More empty rhetoric. Gave his speech writers a chance to stroke his ego.

#13 Comment By b. On December 19, 2017 @ 1:11 pm

“The whole world is lifted by America’s renewal and the reemergence of American leadership.”

Some people would probably read this as “making the rabble bounce.”

For convenience, 21st Century journalism, the minimal version:


#14 Comment By anon On December 19, 2017 @ 10:42 pm

If Trump were a Democrat the headline would read:

The Fraud at The Heart of “Putting America First.”

And to justify that headline it would not be necessary to change a single word of this article. Not. One.

#15 Comment By DC Insider On December 22, 2017 @ 9:48 pm

The author misses the mark with the following comment —

“But it’s nevertheless important that the National Security Council put it [NSS] into print, particularly during our present international crises (North Korea’s nuclear weapons and ballistic missile development, for instance) that cannot be resolved through military might.”

This is simply flat-out wrong. On the contrary, the N. Korean situation is one of the few “crises” around the globe that can be solved by military might. As I’ve noted elsewhere, one need not be a warmongering Neocon to acknowledge that there are rare occasions justifying military action — and N. Korea and Boy-Kim are one of them.

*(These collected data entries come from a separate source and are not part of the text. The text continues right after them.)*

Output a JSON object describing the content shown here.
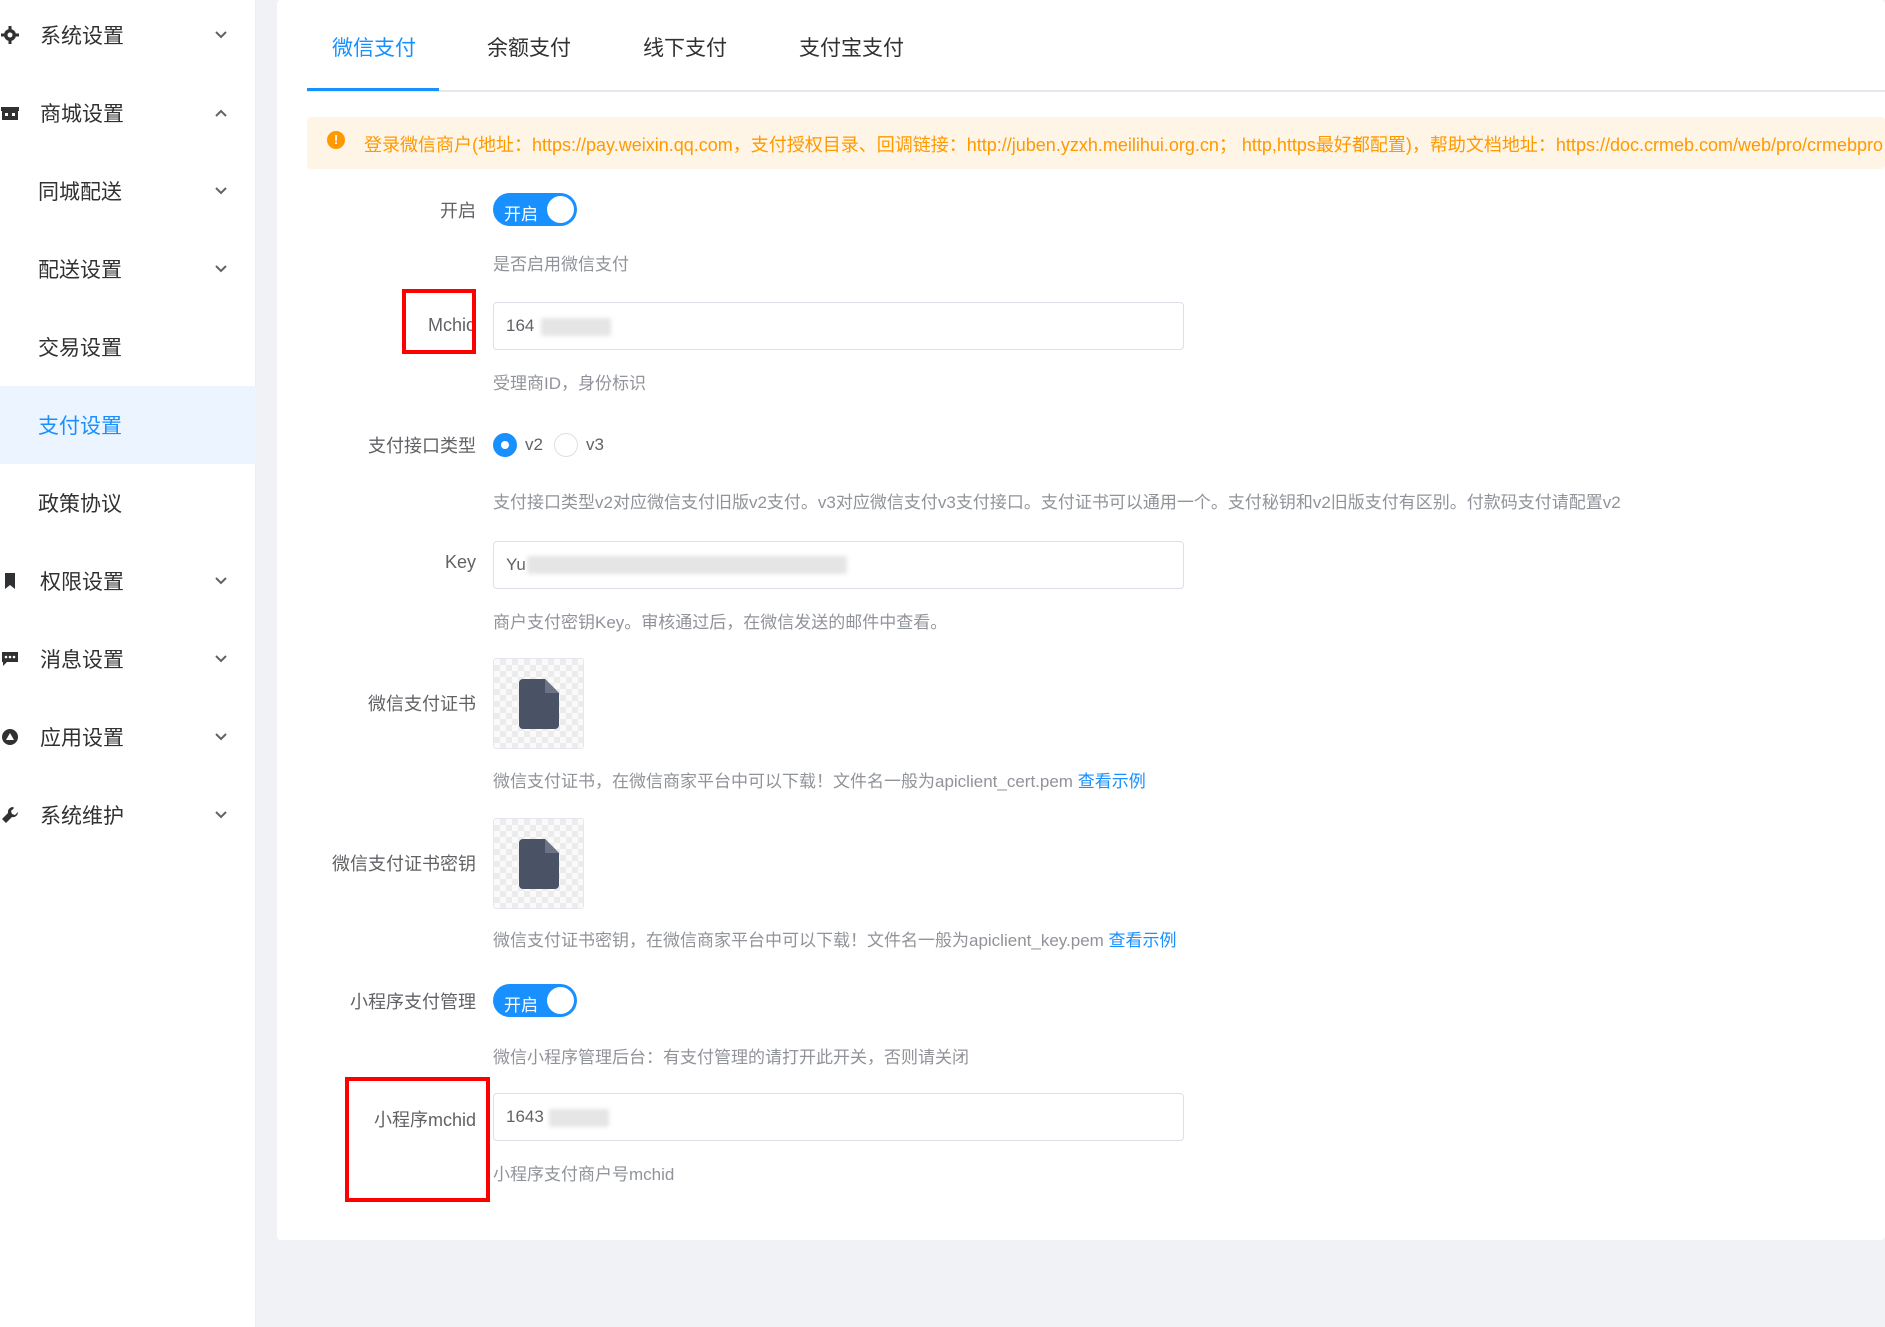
{
  "sidebar": {
    "items": [
      {
        "label": "系统设置",
        "icon": "gear-icon",
        "arrow": "down"
      },
      {
        "label": "商城设置",
        "icon": "store-icon",
        "arrow": "up"
      },
      {
        "label": "同城配送",
        "arrow": "down"
      },
      {
        "label": "配送设置",
        "arrow": "down"
      },
      {
        "label": "交易设置"
      },
      {
        "label": "支付设置",
        "active": true
      },
      {
        "label": "政策协议"
      },
      {
        "label": "权限设置",
        "icon": "bookmark-icon",
        "arrow": "down"
      },
      {
        "label": "消息设置",
        "icon": "message-icon",
        "arrow": "down"
      },
      {
        "label": "应用设置",
        "icon": "appstore-icon",
        "arrow": "down"
      },
      {
        "label": "系统维护",
        "icon": "wrench-icon",
        "arrow": "down"
      }
    ]
  },
  "tabs": [
    {
      "label": "微信支付",
      "active": true
    },
    {
      "label": "余额支付"
    },
    {
      "label": "线下支付"
    },
    {
      "label": "支付宝支付"
    }
  ],
  "alert": {
    "text": "登录微信商户(地址：https://pay.weixin.qq.com，支付授权目录、回调链接：http://juben.yzxh.meilihui.org.cn；  http,https最好都配置)，帮助文档地址：https://doc.crmeb.com/web/pro/crmebpro"
  },
  "form": {
    "enable": {
      "label": "开启",
      "switch_text": "开启",
      "help": "是否启用微信支付"
    },
    "mchid": {
      "label": "Mchid",
      "value": "164",
      "help": "受理商ID，身份标识"
    },
    "api_type": {
      "label": "支付接口类型",
      "options": [
        "v2",
        "v3"
      ],
      "selected": "v2",
      "help": "支付接口类型v2对应微信支付旧版v2支付。v3对应微信支付v3支付接口。支付证书可以通用一个。支付秘钥和v2旧版支付有区别。付款码支付请配置v2"
    },
    "key": {
      "label": "Key",
      "value": "Yu",
      "help": "商户支付密钥Key。审核通过后，在微信发送的邮件中查看。"
    },
    "cert": {
      "label": "微信支付证书",
      "help": "微信支付证书，在微信商家平台中可以下载！文件名一般为apiclient_cert.pem",
      "link": "查看示例"
    },
    "cert_key": {
      "label": "微信支付证书密钥",
      "help": "微信支付证书密钥，在微信商家平台中可以下载！文件名一般为apiclient_key.pem",
      "link": "查看示例"
    },
    "mini_pay": {
      "label": "小程序支付管理",
      "switch_text": "开启",
      "help": "微信小程序管理后台：有支付管理的请打开此开关，否则请关闭"
    },
    "mini_mchid": {
      "label": "小程序mchid",
      "value": "1643",
      "help": "小程序支付商户号mchid"
    }
  },
  "colors": {
    "primary": "#1890ff",
    "warning": "#ff9900",
    "highlight": "#ff0000"
  }
}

We can effectively deal with that snake-problem by cutting off the head — the head being N. Korea’s ability to threaten US security — by targeting and eliminating to the extent possible its ICBM-capacity. This, along with targeting the rest of the country’s military and industrial capacity would reduce Kim to the emperor-with-no-clothes that he in substance already is.

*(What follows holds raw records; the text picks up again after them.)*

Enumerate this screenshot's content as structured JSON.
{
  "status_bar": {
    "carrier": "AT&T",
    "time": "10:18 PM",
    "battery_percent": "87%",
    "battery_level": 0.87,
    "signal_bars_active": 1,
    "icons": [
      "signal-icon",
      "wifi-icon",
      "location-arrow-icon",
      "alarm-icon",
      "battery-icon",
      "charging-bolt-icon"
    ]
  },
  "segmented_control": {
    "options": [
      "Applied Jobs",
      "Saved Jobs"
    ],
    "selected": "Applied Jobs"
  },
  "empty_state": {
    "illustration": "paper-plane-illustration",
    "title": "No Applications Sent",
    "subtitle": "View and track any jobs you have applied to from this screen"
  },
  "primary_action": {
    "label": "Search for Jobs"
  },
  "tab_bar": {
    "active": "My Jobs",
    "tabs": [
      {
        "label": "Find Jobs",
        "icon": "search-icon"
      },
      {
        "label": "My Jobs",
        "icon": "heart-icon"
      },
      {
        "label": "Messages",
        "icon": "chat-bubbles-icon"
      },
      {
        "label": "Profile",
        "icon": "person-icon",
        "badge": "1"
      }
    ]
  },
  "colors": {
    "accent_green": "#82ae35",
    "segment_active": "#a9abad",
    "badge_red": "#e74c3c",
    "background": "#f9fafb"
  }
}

#16 Comment By EliteCommInc. On December 24, 2017 @ 7:31 pm

“We can effectively deal with that snake-problem by cutting off the head — the head being N. Korea’s ability to threaten US security — by targeting and eliminating to the extent possible its ICBM-capacity.”

Given the case that any state with nuclear missile capability to reach the US seems to be your advance — But that is misleading because we have alliances with states that if attacked we are obligated to respond. I suspect that North Korea has a similar arrangement with China. So the threat as you claim is much broader than North Korea.

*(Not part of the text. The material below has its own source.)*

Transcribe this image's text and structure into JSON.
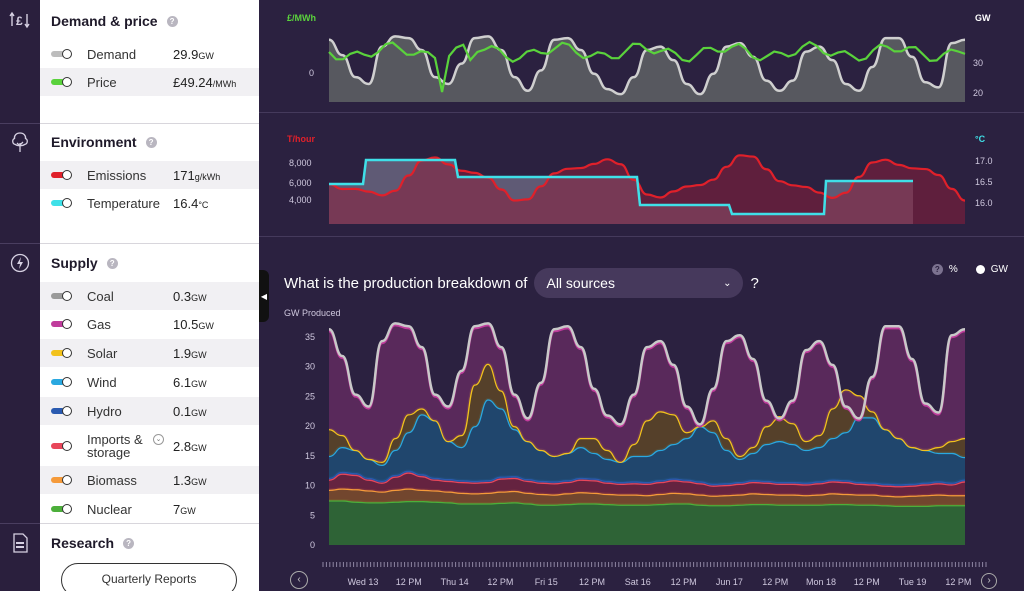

Given our military incursions into Afghanistan, Iraq, Syria, Libya, and support for violent revolution in the Ukraine, considering the declarations of defense by N. Korea a threat is strategically short sighted. The array of missile capable states who have axes to grind don’t really need missile capability. In fact, the introduction of radioactive material floating in the air and water is a far easier task than a missile strike. So as far as threats go —

there’s a large list to choose from:


I think fear mongering is a lousy case for war. And nothing suggests that N. Korea is prepping for a first strike against the US. If you have a credible case otherwise, I think you should make.